You and I
Two figures are moving through a landscape. Only that it might not be a landscape. Their bodies are touching. How many of them are there, though?
It’s hard to say what constitutes a body. They are Mauve, Jim and John. They are conversing and wind floats between their branches and ruffles their hair.
Where do we draw the line between human and non-human? Or even something other? Something which is not other whatsoever, because it is on its own, without perceiving the notion of otherness at all?
Paul Maheke’s first exhibition in Slovakia gravitates around topics of interdependency. Maheke stages circumstances formulated by the physical presence of objects, shapes, lines, forms, sounds, images and imaginations, or silly little animal figures. All of them build a resonating tension, interacting with each other, shifting attention from one to the other; drawing you in and out. Offering solace while immediately cutting your hopes short. There is a complex network of relationships in this exhibition and none of them are simply this or that, none of them exist within normalized binaries. They are all queer, which could mean anything, and that is just beautiful.
The exhibition “You and I”, presents Maheke’s film Mauve, Jim and John (2021), a tale about the various interactions between three entities. A tale based on modern myths, old fears and an escape from timeless oppressions. Although presented in A Black Box with its own separate entrance from the rest of the exhibition – Mauve, Jim and John, offers the viewer an interpretative lens through which they might perceive the remaining body of work present.
A Hall, functioning as a central stage, both literally and figuratively, becomes a place of change and transformation, processes both visible and invisible. A series of plants growing according to their own pace under that highly decorated skylight. Faces are obscured, a staircase is set, lights are spreading – replicated, and walls temporarily take on new identities. And there is clothing for everyone, don’t you even worry.
This might be yet another queer show. Testing the limits of conventional perception, deconstructing binaries, encouraging us to unlearn what has been encoded in our brains for so painfully long. This might be yet another stage to mediate encounters between living bodies, entities, their thoughts and feelings. This might be an exercise in accessing and navigating visibility. A visibility of a minority that very often ends up as a trap. As a place of danger where mimicry needs to kick in to stay protected.
Especially in a place like this. Especially in a country like this. In Slovakia, a place with a strong history of connection between the Church and fascism. Slovakia as a conservative, misogynistic, homophobic place where rights to one’s own body are not given, but taken, restricted and dictated by those in power. Slovakia as a place where high-ranking politicians either use violence against minorities as a stop on their election campaign or take up space that doesn’t belong to them to spread more hate speech and passive-aggressive, seemingly good-hearted claims about protecting the so-called “traditional values” of heteronormativity.

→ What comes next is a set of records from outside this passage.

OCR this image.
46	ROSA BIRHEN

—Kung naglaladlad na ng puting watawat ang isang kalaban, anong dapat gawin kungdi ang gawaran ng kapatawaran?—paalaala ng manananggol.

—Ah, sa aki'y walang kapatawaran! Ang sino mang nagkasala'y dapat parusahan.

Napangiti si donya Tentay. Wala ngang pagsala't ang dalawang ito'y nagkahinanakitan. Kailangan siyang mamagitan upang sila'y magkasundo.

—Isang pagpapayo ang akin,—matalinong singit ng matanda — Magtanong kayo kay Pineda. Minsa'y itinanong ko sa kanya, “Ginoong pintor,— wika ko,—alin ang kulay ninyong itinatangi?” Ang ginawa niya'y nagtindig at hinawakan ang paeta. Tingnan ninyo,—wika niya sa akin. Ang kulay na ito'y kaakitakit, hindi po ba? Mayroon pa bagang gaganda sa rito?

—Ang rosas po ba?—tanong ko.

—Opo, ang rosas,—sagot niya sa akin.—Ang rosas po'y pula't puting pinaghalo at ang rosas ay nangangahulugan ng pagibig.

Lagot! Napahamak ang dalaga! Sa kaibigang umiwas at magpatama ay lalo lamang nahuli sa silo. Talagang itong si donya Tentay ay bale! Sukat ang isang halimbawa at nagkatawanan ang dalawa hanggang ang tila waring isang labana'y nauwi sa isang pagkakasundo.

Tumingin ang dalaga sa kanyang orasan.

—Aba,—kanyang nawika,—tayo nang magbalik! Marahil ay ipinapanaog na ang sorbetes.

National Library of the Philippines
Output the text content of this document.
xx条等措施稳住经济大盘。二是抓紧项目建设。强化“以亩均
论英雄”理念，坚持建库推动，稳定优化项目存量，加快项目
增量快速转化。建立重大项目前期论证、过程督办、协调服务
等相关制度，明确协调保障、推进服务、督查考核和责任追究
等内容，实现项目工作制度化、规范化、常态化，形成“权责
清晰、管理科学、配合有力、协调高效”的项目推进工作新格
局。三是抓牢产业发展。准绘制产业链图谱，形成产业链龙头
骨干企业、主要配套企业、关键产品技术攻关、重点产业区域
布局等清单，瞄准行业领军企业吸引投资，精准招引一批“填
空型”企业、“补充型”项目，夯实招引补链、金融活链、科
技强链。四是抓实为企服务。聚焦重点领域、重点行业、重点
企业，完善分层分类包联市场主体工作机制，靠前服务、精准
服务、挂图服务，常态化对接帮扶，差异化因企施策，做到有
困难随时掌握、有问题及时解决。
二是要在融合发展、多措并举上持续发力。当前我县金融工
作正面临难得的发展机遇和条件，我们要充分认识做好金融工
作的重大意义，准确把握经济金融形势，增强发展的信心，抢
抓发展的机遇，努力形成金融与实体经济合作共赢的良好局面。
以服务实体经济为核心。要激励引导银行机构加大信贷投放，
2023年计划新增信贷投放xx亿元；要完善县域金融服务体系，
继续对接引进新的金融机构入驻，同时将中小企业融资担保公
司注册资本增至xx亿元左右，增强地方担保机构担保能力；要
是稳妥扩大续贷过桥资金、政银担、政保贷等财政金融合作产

Slovakia, a place where political parties take words like “family” into their official names and slogans, i.e., oppressive non-feminist structures of patriarchal domination, spiced with religious fervour.
Everything needs to be constantly negotiated and re-negotiated. Like in October this year, when two queer people, Juraj and Matúš, died on the streets of Bratislava, shot by a far-right radicalised kid. Negotiated and re-negotiated in critical circumstances. Fortunately, here in Slovakia, there are still people capable of making a stand and fighting against all of this oppression.
This is not just another queer show. This is a queer show in your local house of arts that offers you a non-restrictive space of expression.
This is not just another queer show. This is a protest. With all the political power and potency contemporary art can gather.
This queer show, like every queer show we present to you, is a celebration of diversity of thought, expression, sexuality, bodies and their place in this world.
19:00 panel discussion with Paul Maheke, Jan Vincent Durina & Pauline Canavesio aka BORA
Paul Maheke (b. 1985, Brive-la-Gaillarde, France) lives and works in Montpellier, FR. He completed an MA Art Practice from École nationale supérieure d’arts de Cergy (2011) and was an Associate of Open School East’s Programme of study, London/ Margate, UK (2015). With a focus on dance and through a varied and often collaborative body of work comprising performance, installation, sound and video, Maheke considers the potential of the body as an archive in order to examine how memory and identity are formed and constituted. Maheke’s works and performances have been shown at High Line, New York, Tate Modern, London, the Venice Biennale, Centre Pompidou, Palais de Tokyo and Lafayette Anticipations in Paris, Baltic Triennial 13, Manifesta 12, Cabaret Voltaire, Zurich and Chisenhale Gallery, London, amongst others. In 2021, he was shortlisted for the Future Generation Art Prize and he will be resident at Villa Albertine in 2023.